Schauspieler

Klaus Maria Brandauer

 

…liest Fjodor Dostojewskis “Grossinquisitor”

 
 

Einer der größten kirchenkritischen Texte der Weltliteratur:
Fjodor Dostojewskis „Großinquisitor“ aus seinem Roman „Die Brüder Karamasow“.

In der vom Autor als „Phantasie“ bezeichneten Erzählung kommt Christus im spanischen Sevilla des 16. Jahrhunderts ein zweites Mal zur Welt und nimmt sein Heilswerk auf Erden wieder auf: Er macht Kranke gesund und erweckt Tote zum Leben. Der mächtige Großinquisitor lässt ihn umgehend einkerkern und erklärt Christus zum Störenfried und Aufrührer. Der Monolog des greisen Kardinals vor dem Gefangenen gerät in all seiner Unerbittlichkeit zu einem leidenschaftlichen Plädoyer für die befreiende Kraft eines – recht verstandenen – Glaubens.

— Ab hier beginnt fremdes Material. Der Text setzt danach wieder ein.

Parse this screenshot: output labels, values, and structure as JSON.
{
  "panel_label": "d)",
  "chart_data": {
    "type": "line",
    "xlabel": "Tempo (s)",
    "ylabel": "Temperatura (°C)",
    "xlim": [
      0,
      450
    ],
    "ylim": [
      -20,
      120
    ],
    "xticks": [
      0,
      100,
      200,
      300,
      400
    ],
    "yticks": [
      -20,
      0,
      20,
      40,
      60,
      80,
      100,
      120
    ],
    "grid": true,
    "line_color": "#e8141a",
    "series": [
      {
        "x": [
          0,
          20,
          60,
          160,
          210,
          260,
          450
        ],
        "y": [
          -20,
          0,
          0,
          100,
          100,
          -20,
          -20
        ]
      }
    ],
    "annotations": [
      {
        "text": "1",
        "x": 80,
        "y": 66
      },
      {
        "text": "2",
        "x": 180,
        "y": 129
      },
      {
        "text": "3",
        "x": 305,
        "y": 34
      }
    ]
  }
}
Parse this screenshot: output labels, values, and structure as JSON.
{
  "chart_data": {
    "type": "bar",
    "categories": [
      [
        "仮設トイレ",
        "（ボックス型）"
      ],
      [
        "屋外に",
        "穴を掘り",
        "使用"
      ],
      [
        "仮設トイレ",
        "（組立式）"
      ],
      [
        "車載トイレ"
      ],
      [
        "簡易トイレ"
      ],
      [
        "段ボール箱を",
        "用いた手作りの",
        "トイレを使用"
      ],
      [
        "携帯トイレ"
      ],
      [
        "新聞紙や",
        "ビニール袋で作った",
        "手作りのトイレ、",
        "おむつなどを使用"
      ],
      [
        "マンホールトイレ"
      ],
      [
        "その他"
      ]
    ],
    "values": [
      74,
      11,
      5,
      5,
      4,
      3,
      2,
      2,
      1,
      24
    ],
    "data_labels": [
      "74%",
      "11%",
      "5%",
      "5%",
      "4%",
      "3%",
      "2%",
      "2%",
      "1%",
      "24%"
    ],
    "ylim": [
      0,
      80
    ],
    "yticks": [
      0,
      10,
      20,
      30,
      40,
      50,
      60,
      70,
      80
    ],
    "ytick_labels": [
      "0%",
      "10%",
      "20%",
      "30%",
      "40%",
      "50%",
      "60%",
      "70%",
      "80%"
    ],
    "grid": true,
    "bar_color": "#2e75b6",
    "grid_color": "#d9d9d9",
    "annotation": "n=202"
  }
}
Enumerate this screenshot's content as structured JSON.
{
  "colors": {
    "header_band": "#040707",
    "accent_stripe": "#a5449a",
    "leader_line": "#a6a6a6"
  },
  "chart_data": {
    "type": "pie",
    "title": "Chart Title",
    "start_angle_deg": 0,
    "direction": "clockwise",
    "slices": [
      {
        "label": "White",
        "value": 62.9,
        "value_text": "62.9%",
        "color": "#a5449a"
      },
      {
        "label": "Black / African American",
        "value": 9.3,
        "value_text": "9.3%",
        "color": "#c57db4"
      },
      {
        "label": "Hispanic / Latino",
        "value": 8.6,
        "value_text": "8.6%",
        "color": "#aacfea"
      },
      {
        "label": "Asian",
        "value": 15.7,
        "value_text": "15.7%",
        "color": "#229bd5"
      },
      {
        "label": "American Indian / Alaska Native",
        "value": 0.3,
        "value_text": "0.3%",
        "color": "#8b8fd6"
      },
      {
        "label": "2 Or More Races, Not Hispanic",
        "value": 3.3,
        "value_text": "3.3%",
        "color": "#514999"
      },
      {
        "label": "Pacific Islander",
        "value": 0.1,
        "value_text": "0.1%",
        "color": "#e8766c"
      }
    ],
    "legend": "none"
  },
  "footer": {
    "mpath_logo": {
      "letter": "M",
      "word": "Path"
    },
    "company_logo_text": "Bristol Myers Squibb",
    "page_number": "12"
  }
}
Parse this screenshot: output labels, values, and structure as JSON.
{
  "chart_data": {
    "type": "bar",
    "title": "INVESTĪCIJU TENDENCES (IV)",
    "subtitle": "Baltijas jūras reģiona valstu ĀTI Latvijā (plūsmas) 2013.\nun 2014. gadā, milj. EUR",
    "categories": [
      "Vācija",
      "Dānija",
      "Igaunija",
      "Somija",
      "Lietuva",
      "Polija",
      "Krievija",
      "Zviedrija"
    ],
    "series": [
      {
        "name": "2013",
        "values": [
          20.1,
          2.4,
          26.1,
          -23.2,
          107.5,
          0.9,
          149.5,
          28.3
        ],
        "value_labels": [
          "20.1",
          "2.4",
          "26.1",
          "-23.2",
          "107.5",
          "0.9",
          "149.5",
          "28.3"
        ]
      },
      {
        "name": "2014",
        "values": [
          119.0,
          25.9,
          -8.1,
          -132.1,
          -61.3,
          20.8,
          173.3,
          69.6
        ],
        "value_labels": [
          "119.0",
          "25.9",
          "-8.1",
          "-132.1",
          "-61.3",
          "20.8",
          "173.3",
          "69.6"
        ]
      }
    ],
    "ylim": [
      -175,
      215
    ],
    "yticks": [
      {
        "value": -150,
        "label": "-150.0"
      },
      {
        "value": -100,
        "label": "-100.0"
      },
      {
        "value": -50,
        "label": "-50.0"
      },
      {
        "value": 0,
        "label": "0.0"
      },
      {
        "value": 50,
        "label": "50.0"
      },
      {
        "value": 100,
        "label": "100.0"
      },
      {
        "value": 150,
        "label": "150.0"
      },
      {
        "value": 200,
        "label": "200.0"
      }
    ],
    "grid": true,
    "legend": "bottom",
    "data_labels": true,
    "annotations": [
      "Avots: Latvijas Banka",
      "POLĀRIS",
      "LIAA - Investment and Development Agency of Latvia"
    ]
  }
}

„Der Großinquisitor“, jenes berühmte Kapitel aus dem Roman „Die Brüder Karamasow“, stellt kritische Fragen zu christlichem Glauben und kirchlicher Repräsentanz.. Vordergründig ist Dostojewskis »Großinquisitor« kirchenkritisch. Doch der Text ist mehr als das. Es ist ein visionärer Blick auf die Herrschaftsmechanismen aller ideologisch verbrämten Diktaturen, die als Pseudoreligionen im 20. Jahrhundert erst noch folgen sollten.

Es ist einer der brillantesten und herausforderndsten Texte des russischen Schriftstellers Fjodor M. Dostojewski (1821 – 1881).

Die Handlung spielt im Sevilla zur Zeit der Inquisition. Gerade erst sind  „nicht weniger als ein volles Hundert Ketzer auf einmal ad majorem dei gloriam verbrannt“ worden, also zur höheren Ehre Gottes. Da tritt Christus in Erscheinung – und tut, was die Menschen sich ersehnen. Er macht den Blinden sehend und erweckt ein Kleinkind von den Toten. Solcherart wird er erkannt als der, der er ist – auch vom greisen Kardinal-Großinquisitor. Der lässt Christus einsperren und fordert ihn auf, nicht an dem über Jahrhunderte hinweg errichteten Kirchengebäude zu rütteln: „Du hast kein Recht, auch nur ein Wort zu dem hinzuzufügen, was einst von Dir selbst gesagt worden ist.“ So schweigt Jesus tatsächlich – und triumphiert auch ohne Worte.